A busca insana por fazer o tempo voltar atrás, na tentativa violenta de reprimir as manifestações do novo.
Por Helena Singer
Já faz algum tempo que sentimos a profunda conexão entre as urgências, potencialidades e destinos das diversas comunidades, povos e nações, a interdependência de todos os sistemas vivos do planeta.
As revoluções tecnológicas da microinformática, da inteligência artificial e da engenharia genética afetam todas as dimensões de nossa vida.
A pandemia provocada pelo Coronavírus, o consequente distanciamento físico imposto, pela maior parte dos países, a bilhões de pessoas e a corrida mundial pelos testes, vacinas e suprimentos hospitalares só evidenciam, dramaticamente, esta aceleração, interconexão e multidimensionalidade.
Sabíamos, sentíamos e nos afetávamos, mas muitos, talvez até a maioria, negavam-se a reconhecer essa nova realidade, transformar seus modos de vida, assumir sua potência e responsabilidade pela construção de um mundo melhor. Esta negação em alguns grupos sociais se manifesta na busca insana por fazer o tempo voltar atrás, na tentativa violenta de reprimir as manifestações do novo. Em outros, a negação se manifesta no sentimento de impotência, na recusa em perceber que a revolução tecnológica também amplia dramaticamente a capacidade de cada um de nós produzir o novo mundo.
Esse sentimento de negação e recusa continua presente, nestes dias, em que a maior parte da população mundial se trancou em suas casas. Manifesta-se quando projetamos a volta à vida normal, quando vivemos o presente como se fosse um momento passageiro, um momento em suspenso.
Não, a vida não voltará a ser como antes porque ela nunca volta, a história não retrocede, o tempo nunca fica em suspenso. O que importa agora é saber que "o depois" poderá ser o mundo de acirrada desigualdade, degradação socioambiental e totalitarismo de base racista e machista, caso vença o medo e a maioria se mantenha na imobilidade. Ou poderá ser o mundo em que assumimos nossa parte na construção do bem comum, caso vença a empatia, a solidariedade.
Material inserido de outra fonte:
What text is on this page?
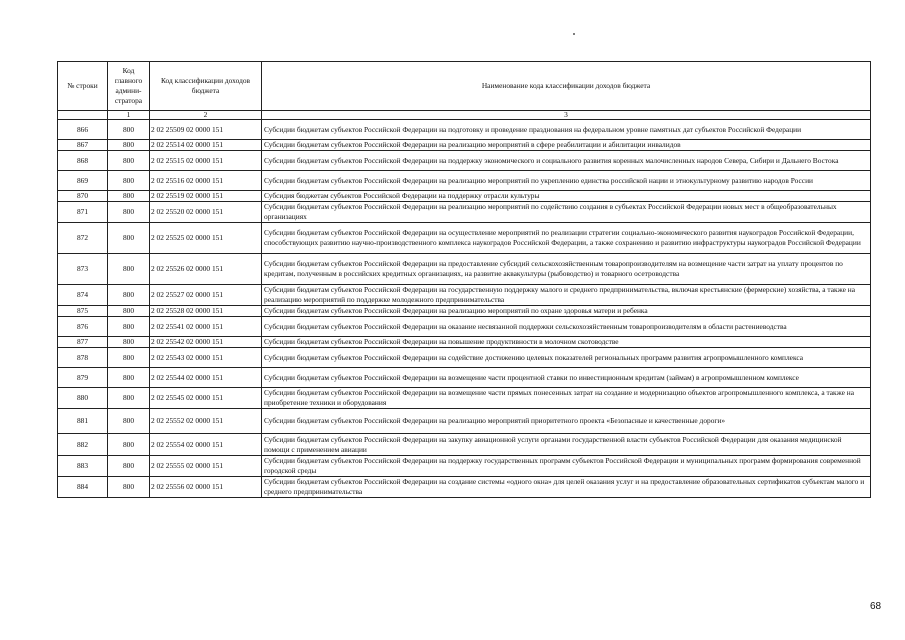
№ строки	Код главного админи-стратора	Код классификации доходов бюджета	Наименование кода классификации доходов бюджета
	1	2	3
866	800	2 02 25509 02 0000 151	Субсидии бюджетам субъектов Российской Федерации на подготовку и проведение празднования на федеральном уровне памятных дат субъектов Российской Федерации
867	800	2 02 25514 02 0000 151	Субсидии бюджетам субъектов Российской Федерации на реализацию мероприятий в сфере реабилитации и абилитации инвалидов
868	800	2 02 25515 02 0000 151	Субсидии бюджетам субъектов Российской Федерации на поддержку экономического и социального развития коренных малочисленных народов Севера, Сибири и Дальнего Востока
869	800	2 02 25516 02 0000 151	Субсидии бюджетам субъектов Российской Федерации на реализацию мероприятий по укреплению единства российской нации и этнокультурному развитию народов России
870	800	2 02 25519 02 0000 151	Субсидия бюджетам субъектов Российской Федерации на поддержку отрасли культуры
871	800	2 02 25520 02 0000 151	Субсидии бюджетам субъектов Российской Федерации на реализацию мероприятий по содействию создания в субъектах Российской Федерации новых мест в общеобразовательных организациях
872	800	2 02 25525 02 0000 151	Субсидии бюджетам субъектов Российской Федерации на осуществление мероприятий по реализации стратегии социально-экономического развития наукоградов Российской Федерации, способствующих развитию научно-производственного комплекса наукоградов Российской Федерации, а также сохранению и развитию инфраструктуры наукоградов Российской Федерации
873	800	2 02 25526 02 0000 151	Субсидии бюджетам субъектов Российской Федерации на предоставление субсидий сельскохозяйственным товаропроизводителям на возмещение части затрат на уплату процентов по кредитам, полученным в российских кредитных организациях, на развитие аквакультуры (рыбоводство) и товарного осетроводства
874	800	2 02 25527 02 0000 151	Субсидии бюджетам субъектов Российской Федерации на государственную поддержку малого и среднего предпринимательства, включая крестьянские (фермерские) хозяйства, а также на реализацию мероприятий по поддержке молодежного предпринимательства
875	800	2 02 25528 02 0000 151	Субсидии бюджетам субъектов Российской Федерации на реализацию мероприятий по охране здоровья матери и ребенка
876	800	2 02 25541 02 0000 151	Субсидии бюджетам субъектов Российской Федерации на оказание несвязанной поддержки сельскохозяйственным товаропроизводителям в области растениеводства
877	800	2 02 25542 02 0000 151	Субсидии бюджетам субъектов Российской Федерации на повышение продуктивности в молочном скотоводстве
878	800	2 02 25543 02 0000 151	Субсидии бюджетам субъектов Российской Федерации на содействие достижению целевых показателей региональных программ развития агропромышленного комплекса
879	800	2 02 25544 02 0000 151	Субсидии бюджетам субъектов Российской Федерации на возмещение части процентной ставки по инвестиционным кредитам (займам) в агропромышленном комплексе
880	800	2 02 25545 02 0000 151	Субсидии бюджетам субъектов Российской Федерации на возмещение части прямых понесенных затрат на создание и модернизацию объектов агропромышленного комплекса, а также на приобретение техники и оборудования
881	800	2 02 25552 02 0000 151	Субсидии бюджетам субъектов Российской Федерации на реализацию мероприятий приоритетного проекта «Безопасные и качественные дороги»
882	800	2 02 25554 02 0000 151	Субсидии бюджетам субъектов Российской Федерации на закупку авиационной услуги органами государственной власти субъектов Российской Федерации для оказания медицинской помощи с применением авиации
883	800	2 02 25555 02 0000 151	Субсидии бюджетам субъектов Российской Федерации на поддержку государственных программ субъектов Российской Федерации и муниципальных программ формирования современной городской среды
884	800	2 02 25556 02 0000 151	Субсидии бюджетам субъектов Российской Федерации на создание системы «одного окна» для целей оказания услуг и на предоставление образовательных сертификатов субъектам малого и среднего предпринимательства
68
A vida não voltará a ser como antes
É por isso que o momento atual, o do distanciamento físico, é o da urgência. Não é um tempo para nos recolhermos, nos isolarmos, para esquecermos a política. Há quem diga que temos que reconhecer o profundo impacto emocional da pandemia em cada um de nós e nos concentrarmos no nosso bem-estar. Sem dúvida, cuidar do nosso bem-estar é fundamental, tanto quanto sempre foi e talvez antes não nos déssemos conta disso. Mas nosso bem-estar, nosso autocuidado, não é dissociado do bem-estar do outro, do cuidar do outro, do cuidar do planeta. Quem se dedica a mudar sua comunidade, seu território, seu país, seu mundo conhece o efeito psicoprofilático dessa atitude.
Talvez essa fase marcada pela pandemia seja aquela em que o mundo que desaba, aquele marcado pelas hierarquias, burocracias, centralizações, departamentos, fronteiras e simplificações finalmente escute o que dizem os que há bastante tempo já estão engajados na construção do outro mundo possível. Escute os que reconhecem a complexidade dos problemas atuais, não para se conformar com a impotência, mas para criar estratégias, plataformas e sistemas de colaboração que possibilitem a construção do bem comum.